Fallout 2, miracolosamente, viene pubblicato nel 1998, non esente da bug e glitch che vanno a minare l’esperienza di gioco; tuttavia, la sua qualità a livello di trama e ambientazioni è una conferma di quanto ben fatto dal suo predecessore.
Fallout diventa uno dei migliori videogiochi di ruolo ad ambientazione post-apocalittica; eppure, neanche il suo sequel uscito a ridosso del primo riesce a risanare la situazione di Interplay Entertainment che vende parte delle sue azioni del publisher francese Titus Interactive nel 2001.
Qualche anno più tardi, nel 2004, la Titus va in bancarotta e i diritti e gli assets vengono venduti all’asta, tra cui la licenza di Fallout; la nuova azienda di Cain e compagnia (la Troika Games) provò a ricomprare l’IP, ma l’asta fu vinta da Bethesda Softworks, azienda con sede a Rockwell già all’opera con il gioco di ruolo The Elder Scrolls.
Todd Howard, sviluppatore in forza in Bethesda fu uno dei più grandi fan dei due Fallout e fu proprio lui – così si mormora – a spingere l’azienda a comprare i diritti.
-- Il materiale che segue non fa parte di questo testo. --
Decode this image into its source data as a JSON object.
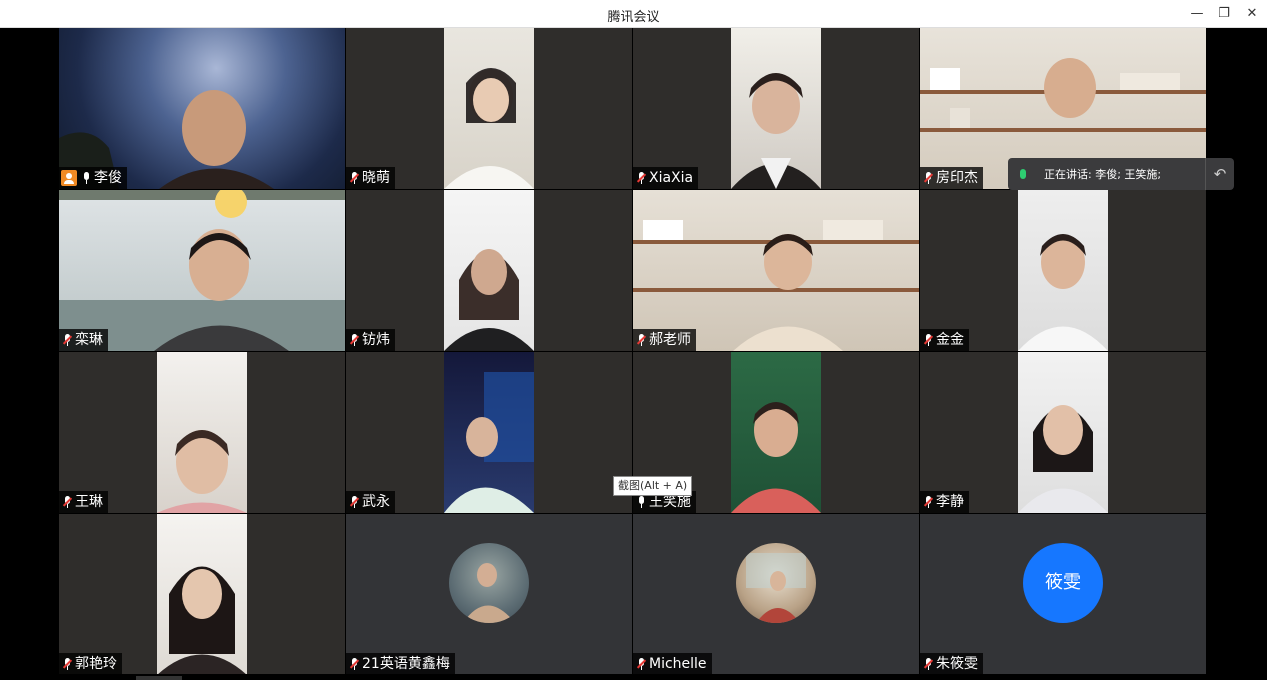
{
  "window": {
    "title": "腾讯会议",
    "minimize": "—",
    "restore": "❐",
    "close": "✕"
  },
  "participants": [
    {
      "name": "李俊",
      "host": true,
      "mic": "on"
    },
    {
      "name": "晓萌",
      "mic": "muted"
    },
    {
      "name": "XiaXia",
      "mic": "muted"
    },
    {
      "name": "房印杰",
      "mic": "muted"
    },
    {
      "name": "栾琳",
      "mic": "muted"
    },
    {
      "name": "钫炜",
      "mic": "muted"
    },
    {
      "name": "郝老师",
      "mic": "muted"
    },
    {
      "name": "金金",
      "mic": "muted"
    },
    {
      "name": "王琳",
      "mic": "muted"
    },
    {
      "name": "武永",
      "mic": "muted"
    },
    {
      "name": "王笑施",
      "mic": "on"
    },
    {
      "name": "李静",
      "mic": "muted"
    },
    {
      "name": "郭艳玲",
      "mic": "muted"
    },
    {
      "name": "21英语黄鑫梅",
      "mic": "muted"
    },
    {
      "name": "Michelle",
      "mic": "muted"
    },
    {
      "name": "朱筱雯",
      "mic": "muted",
      "avatar_text": "筱雯"
    }
  ],
  "speaking_bar": {
    "text": "正在讲话: 李俊; 王笑施;"
  },
  "tooltip": {
    "text": "截图(Alt + A)"
  },
  "colors": {
    "active_border": "#1db954",
    "avatar_blue": "#1677ff",
    "host_orange": "#f08a24",
    "muted_red": "#e53935"
  }
}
Una volta ottenuti, Todd si ritrovò un post-in sulla sua scrivania con poche parole lapidarie: «Fallout è tuo». Il resto è storia e l'arrivo di Fallout 3 nel 2008 a firma Bethesda Game Studios, caldamente accolto, segnò la nuova direzione del franchise.
Da “Project Van Buren” a Fallout: New Vegas
Fallout 3 era in fase embrionale già dai tempi di Interplay sotto il nome di “Project Van Buren” creato con un nuovo engine (Jefferson, inizialmente pensato per la primordia versione di Baldur’s Gate III) con Chris Avellone e Josh Sawyer alla guida del progetto (avevano già supervisionato i lavori del secondo episodio della saga).
Van Buren, sempre progettato con visuale isometrica, con un sistema ibrido tra gioco a turni e in tempo reale, getta le basi per una storia totalmente inedita e slegata dai predecessori, uno scenario che prende piede nelle lande deserte americane, precisamente nel Midwest.
Il titolo era quasi completo fino a che Interplay, ormai piegata dai debiti, iniziò a vacillare. Feargus Urquhart lascia la nave, seguito poco tempo dopo da Avellone, Saywer diventa temporaneamente capo del progetto ma anche la Black Isle (divisione di Interplay dedicata ai CRPG) viene successivamente chiusa.
È il 2009 quando Bethesda, impegnata nello sviluppo del nuovo capitolo di The Elder Scrolls, Skyrim, contattò gli ufficio di Obsidian per proporre a Urquhart e compagnia di ritornare ancora una volta nella Zona Contaminata. La sfida venne subito accolta proprio per la grande familiarità degli sviluppatori con il mondo di gioco: iniziarono i brainstorming tra Urquhart, Avellone e Saywer che avevano unito le loro forze per Van Buren e decisero senza indugi di ritornare a sviluppare un capitolo nel deserto, quello del Mojave.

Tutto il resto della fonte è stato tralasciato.